For months, the Taliban has managed to both talk peace and wage war across Afghanistan.
The strategy appeared to appease the hard-liners within the militant group who want an outright military victory to end the 20-year conflict and moderate members of the movement who would accept a political solution.
But the new, aggressive U.S. push for a peace deal has brought the Taliban to an inevitable crossroads: Accepting a place in a power-sharing government, as proposed by the United States, would bring the group one step closer to its ultimate goal of retaking full control of the country and establishing an Islamic government — and yet any path to power that prevents Afghanistan from again being labeled a pariah state will require compromise at odds with the core beliefs of the militants’ rank and file.
A deadline looms. The Biden administration has until May 1 to withdraw troops from the country, under a U.S.-Taliban deal signed in February 2019, or negotiate a new arrangement. What the Taliban does could signal where the balance of power lies within the movement and what its vision is for Afghanistan’s future.
So far, Taliban leadership has said little publicly to reveal the specifics of what kind of government it would accept, beyond one ruled by Islamic law.
“The intra-Afghan dialogue is progressing. There is no doubt there are some difficulties along the way, but this is the agreed framework,” said Mullah Abdul Ghani Baradar, the Taliban’s senior political leader at a meeting in Moscow last week.
Baradar appeared to push back against signals from the Biden administration that it may delay withdrawing troops and the proposal of a power-sharing government in a leaked draft peace plan. Both moves would be departures from the U.S.-Taliban agreement signed last year, a document prized by the militants.
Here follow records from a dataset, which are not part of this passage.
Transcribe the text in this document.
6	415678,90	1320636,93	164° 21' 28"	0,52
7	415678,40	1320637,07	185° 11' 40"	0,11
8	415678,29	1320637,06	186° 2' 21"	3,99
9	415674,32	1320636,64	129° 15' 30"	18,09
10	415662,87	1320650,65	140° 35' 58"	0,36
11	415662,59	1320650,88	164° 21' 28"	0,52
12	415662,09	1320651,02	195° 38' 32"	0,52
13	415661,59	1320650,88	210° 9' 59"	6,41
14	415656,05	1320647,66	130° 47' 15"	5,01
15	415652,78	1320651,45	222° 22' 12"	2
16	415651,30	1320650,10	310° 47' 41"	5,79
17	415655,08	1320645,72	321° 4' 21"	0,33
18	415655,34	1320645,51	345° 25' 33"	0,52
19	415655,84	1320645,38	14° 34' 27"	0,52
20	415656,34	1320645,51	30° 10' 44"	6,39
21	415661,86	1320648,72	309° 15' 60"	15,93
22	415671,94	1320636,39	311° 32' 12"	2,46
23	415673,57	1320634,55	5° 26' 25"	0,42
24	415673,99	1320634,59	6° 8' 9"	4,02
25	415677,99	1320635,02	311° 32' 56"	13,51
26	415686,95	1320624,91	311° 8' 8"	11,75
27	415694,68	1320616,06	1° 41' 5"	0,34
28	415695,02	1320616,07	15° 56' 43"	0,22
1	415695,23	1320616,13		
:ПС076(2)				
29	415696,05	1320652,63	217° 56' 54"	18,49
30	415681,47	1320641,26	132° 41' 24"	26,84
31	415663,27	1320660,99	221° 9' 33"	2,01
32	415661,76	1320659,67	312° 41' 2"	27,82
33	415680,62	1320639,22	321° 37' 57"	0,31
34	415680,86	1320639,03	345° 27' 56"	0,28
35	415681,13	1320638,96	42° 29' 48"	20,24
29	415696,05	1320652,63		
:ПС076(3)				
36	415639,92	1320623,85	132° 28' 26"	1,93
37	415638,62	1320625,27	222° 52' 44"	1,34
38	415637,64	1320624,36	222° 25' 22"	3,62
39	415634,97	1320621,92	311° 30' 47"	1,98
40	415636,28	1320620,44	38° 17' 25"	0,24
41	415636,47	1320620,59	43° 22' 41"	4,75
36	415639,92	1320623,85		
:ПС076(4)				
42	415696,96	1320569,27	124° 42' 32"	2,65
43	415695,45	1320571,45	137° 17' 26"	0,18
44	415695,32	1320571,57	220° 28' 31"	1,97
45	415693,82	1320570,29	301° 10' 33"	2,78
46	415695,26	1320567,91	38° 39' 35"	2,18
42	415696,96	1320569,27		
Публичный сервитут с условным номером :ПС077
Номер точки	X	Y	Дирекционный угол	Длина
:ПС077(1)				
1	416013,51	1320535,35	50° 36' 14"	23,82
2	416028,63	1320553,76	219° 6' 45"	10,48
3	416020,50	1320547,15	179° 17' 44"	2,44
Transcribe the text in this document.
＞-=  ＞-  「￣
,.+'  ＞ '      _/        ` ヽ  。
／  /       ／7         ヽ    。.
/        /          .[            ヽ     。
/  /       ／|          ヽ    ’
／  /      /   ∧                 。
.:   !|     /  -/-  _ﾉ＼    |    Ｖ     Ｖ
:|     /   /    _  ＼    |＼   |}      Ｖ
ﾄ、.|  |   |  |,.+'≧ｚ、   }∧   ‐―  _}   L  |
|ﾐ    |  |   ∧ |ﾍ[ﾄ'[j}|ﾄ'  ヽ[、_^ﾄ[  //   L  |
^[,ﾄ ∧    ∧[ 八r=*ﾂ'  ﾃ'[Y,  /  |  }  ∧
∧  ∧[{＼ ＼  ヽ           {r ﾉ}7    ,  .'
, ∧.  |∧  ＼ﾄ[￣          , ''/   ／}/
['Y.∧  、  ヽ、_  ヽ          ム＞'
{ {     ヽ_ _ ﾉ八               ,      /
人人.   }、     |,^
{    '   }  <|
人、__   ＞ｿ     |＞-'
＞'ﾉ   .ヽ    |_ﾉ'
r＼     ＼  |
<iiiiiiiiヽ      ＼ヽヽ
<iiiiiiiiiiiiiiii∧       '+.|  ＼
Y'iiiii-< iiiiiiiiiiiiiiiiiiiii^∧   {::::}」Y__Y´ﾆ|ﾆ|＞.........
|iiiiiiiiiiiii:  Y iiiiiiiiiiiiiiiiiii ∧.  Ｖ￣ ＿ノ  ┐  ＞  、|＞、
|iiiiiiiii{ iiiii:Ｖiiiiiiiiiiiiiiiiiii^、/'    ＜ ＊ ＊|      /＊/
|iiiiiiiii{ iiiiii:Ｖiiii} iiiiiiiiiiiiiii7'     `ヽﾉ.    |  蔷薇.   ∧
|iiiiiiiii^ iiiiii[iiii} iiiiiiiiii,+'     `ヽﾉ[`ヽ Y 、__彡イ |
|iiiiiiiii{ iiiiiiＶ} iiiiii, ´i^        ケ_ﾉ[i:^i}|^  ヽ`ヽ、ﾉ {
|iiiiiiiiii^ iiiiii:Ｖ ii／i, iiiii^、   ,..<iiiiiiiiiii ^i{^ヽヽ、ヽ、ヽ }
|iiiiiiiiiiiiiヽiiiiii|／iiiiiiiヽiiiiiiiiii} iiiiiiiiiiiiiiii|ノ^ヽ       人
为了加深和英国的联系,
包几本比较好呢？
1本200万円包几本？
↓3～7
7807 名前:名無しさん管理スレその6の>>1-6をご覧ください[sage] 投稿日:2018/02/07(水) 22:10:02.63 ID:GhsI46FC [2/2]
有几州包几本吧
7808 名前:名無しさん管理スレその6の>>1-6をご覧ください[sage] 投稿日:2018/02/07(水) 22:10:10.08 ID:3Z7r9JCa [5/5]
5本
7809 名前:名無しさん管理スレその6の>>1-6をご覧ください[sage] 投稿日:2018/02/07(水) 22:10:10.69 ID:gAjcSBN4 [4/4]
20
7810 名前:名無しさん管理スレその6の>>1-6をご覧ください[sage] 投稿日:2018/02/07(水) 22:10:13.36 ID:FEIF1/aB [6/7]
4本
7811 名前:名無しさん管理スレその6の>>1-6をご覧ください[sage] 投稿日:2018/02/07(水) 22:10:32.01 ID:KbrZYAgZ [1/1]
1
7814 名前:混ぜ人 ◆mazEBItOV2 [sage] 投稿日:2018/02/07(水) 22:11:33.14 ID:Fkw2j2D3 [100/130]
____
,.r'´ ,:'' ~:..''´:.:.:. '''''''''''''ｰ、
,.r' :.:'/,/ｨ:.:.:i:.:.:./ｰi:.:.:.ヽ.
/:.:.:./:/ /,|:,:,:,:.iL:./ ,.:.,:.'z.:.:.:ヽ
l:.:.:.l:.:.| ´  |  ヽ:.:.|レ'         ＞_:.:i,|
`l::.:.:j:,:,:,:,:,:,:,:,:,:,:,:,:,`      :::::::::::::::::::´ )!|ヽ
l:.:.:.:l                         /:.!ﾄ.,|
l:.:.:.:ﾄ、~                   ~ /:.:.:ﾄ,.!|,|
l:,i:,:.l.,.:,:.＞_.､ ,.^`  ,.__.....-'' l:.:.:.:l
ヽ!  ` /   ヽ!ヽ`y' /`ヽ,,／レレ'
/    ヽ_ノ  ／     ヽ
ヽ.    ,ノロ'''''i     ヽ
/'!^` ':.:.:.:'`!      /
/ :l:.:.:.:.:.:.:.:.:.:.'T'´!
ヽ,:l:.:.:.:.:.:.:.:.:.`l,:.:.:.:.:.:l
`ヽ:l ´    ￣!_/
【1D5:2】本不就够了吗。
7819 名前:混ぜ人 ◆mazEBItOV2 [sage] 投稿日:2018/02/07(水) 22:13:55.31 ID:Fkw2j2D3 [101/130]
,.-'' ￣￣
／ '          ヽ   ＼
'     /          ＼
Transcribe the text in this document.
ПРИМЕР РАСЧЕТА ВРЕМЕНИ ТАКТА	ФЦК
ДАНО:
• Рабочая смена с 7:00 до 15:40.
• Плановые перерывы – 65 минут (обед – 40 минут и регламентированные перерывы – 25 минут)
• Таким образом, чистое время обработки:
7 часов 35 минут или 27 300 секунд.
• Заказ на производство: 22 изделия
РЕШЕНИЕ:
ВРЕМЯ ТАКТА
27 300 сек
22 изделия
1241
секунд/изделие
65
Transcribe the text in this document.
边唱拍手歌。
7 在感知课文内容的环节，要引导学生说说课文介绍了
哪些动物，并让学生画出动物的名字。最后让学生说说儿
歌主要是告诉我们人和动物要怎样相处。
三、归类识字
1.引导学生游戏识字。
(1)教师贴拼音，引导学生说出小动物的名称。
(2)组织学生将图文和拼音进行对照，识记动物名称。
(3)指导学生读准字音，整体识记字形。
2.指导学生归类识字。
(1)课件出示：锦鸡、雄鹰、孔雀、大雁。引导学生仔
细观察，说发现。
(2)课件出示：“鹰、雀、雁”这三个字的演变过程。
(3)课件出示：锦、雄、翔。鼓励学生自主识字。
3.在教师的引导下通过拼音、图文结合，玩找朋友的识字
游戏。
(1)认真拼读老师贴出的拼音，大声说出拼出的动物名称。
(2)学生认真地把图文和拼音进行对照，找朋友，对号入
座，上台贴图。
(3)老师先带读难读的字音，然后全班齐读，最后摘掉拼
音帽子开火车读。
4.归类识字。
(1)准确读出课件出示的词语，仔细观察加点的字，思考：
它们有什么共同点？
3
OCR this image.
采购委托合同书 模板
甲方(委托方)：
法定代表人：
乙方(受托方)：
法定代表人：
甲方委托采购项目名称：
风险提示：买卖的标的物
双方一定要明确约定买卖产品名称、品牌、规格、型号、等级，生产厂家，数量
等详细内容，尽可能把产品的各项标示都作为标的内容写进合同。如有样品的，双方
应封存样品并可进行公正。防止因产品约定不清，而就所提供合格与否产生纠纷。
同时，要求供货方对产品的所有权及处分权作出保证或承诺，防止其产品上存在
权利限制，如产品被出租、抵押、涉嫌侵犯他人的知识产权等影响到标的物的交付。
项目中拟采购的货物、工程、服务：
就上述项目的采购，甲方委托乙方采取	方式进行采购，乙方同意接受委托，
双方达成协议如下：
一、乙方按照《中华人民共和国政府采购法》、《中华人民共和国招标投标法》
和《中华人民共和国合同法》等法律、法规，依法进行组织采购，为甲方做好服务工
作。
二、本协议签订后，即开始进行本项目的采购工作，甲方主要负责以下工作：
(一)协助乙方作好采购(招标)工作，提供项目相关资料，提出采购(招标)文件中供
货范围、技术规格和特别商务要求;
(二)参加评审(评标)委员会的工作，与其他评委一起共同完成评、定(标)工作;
“The Doha deal is the best and most effective way to resolve issues and move forward,” he said. “The responsibilities of both sides are clearly written in the peace deal known by the entire world.”
The U.S. proposal also calls for talks in Turkey next month to supplement talks in Doha, the establishment of an interim government and the drafting of a new constitution to be followed by elections.
The Afghan government has said it will attend the Turkey conference. The Taliban has not yet commented. At the conference, Afghan President Ashraf Ghani is planning to propose early elections to choose transition leaders, according to two senior Afghan officials who spoke on the condition of anonymity because they were not authorized to speak to the press.
In addition, Naeem, the spokesman for the Taliban’s political office in Doha, said Taliban fighters reduced violence following the Doha agreement. And as long as the United States fulfills its commitments to the deal and peace talks continue, he said, “there is no reason why [the violence] should escalate.”
“After 40 years of war, negotiating is very difficult,” Naeem said. “There is no time frame for the Afghan negotiations, so it needs time to continue.”